The last influenza outbreak that we could truly consider a human pandemic was the Spanish flu of 1918. The death estimates range from 20 million to 60 million people or 1.1% of the European population. This was an extremely bad modern pandemic. Compare this with the Bubonic Plague (Black Death), which killed 20-30% of the European population at the time.

Other more localized pandemics have hit around the world like cholera and viruses that have plagued countries for centuries like malaria still exist around the world today. There have been outbreaks of the swine flu, where death estimates vary from 18,500 to a quarter of a million. In reality, however, we have seen pandemics become smaller and smaller over the past hundred years. Have we bucked the trend? Has modern medicine reduced pandemics to existing only in the history books?

Researchers say otherwise, the bird flu is imminent. We are just a few mutations away from seeing a very deadly virus spread wholesale across the globe, according to scientists. The risk is hard to assess since currently the bird flu cannot be transmitted between humans but with as little as three more mutations this could be possible. The Lancet Medical Journal predicts that that bird Fflu could kill upwards of 69 million people worldwide, 96% of them in the developing world and .97% of the world population. They used the data from the Spanish Flu to make this prediction but we live in time with better medicine and better science.

Should we be worried? Both yes and no. No because chances are you would not die from this even if it were to become transferable from human to human. If you live in the developing world, you should probably be worried a little more than someone in the West, but not much more worried since even if you account for the high death toll in the developing world. 

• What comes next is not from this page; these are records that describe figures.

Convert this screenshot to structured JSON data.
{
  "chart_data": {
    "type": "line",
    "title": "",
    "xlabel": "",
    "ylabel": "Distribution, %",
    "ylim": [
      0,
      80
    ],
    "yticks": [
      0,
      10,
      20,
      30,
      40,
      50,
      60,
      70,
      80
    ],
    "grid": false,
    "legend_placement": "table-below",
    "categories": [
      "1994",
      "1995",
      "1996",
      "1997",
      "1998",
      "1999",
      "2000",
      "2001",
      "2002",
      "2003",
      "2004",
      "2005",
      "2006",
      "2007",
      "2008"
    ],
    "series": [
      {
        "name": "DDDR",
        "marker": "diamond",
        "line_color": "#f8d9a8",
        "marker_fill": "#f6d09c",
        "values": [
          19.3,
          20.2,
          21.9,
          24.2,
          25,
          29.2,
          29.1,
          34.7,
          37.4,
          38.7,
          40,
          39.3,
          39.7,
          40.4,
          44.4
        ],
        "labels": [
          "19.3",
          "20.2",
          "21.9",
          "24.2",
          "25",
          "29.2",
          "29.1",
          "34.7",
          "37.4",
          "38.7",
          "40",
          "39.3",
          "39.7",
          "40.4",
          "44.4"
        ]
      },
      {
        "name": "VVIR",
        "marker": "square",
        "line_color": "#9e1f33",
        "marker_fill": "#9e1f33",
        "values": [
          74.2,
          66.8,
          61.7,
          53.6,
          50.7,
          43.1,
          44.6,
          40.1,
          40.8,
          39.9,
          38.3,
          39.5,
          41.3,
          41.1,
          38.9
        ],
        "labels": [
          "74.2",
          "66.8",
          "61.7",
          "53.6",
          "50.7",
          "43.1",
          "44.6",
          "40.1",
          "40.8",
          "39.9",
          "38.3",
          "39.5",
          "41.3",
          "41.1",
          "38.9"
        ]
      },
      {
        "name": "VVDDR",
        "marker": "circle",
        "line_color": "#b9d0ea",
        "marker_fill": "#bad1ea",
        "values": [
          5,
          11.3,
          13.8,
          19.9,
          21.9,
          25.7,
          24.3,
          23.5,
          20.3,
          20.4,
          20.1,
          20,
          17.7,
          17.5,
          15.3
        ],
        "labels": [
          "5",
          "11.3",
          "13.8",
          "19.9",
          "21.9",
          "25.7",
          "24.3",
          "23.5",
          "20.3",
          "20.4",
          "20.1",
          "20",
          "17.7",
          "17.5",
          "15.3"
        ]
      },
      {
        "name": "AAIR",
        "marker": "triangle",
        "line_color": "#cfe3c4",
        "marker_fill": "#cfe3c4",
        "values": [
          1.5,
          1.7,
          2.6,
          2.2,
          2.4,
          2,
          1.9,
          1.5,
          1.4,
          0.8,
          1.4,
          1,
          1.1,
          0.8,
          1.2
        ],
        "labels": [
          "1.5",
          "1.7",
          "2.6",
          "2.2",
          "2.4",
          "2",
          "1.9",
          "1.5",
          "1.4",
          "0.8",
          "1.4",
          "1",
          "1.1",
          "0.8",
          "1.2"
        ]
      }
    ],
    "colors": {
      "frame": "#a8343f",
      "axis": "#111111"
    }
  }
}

Instead of being worried about pandemics we should instead be concerned about opening up markets in medicine and drugs and investing in developing countries. The best way to reduce pandemics is to develop all the world economies. We have seen in the west pandemics be reduced significantly due to advances in general medicine and hygiene. Pandemics have really only one cure and it is found in economics. I do not think that we can never see another pandemic ever, the natural world is unpredictable, but we have a high standard of living, developing scientific and medical resources to reduce the chance significantly. The more we develop more resources can be put to reducing disease and sickness.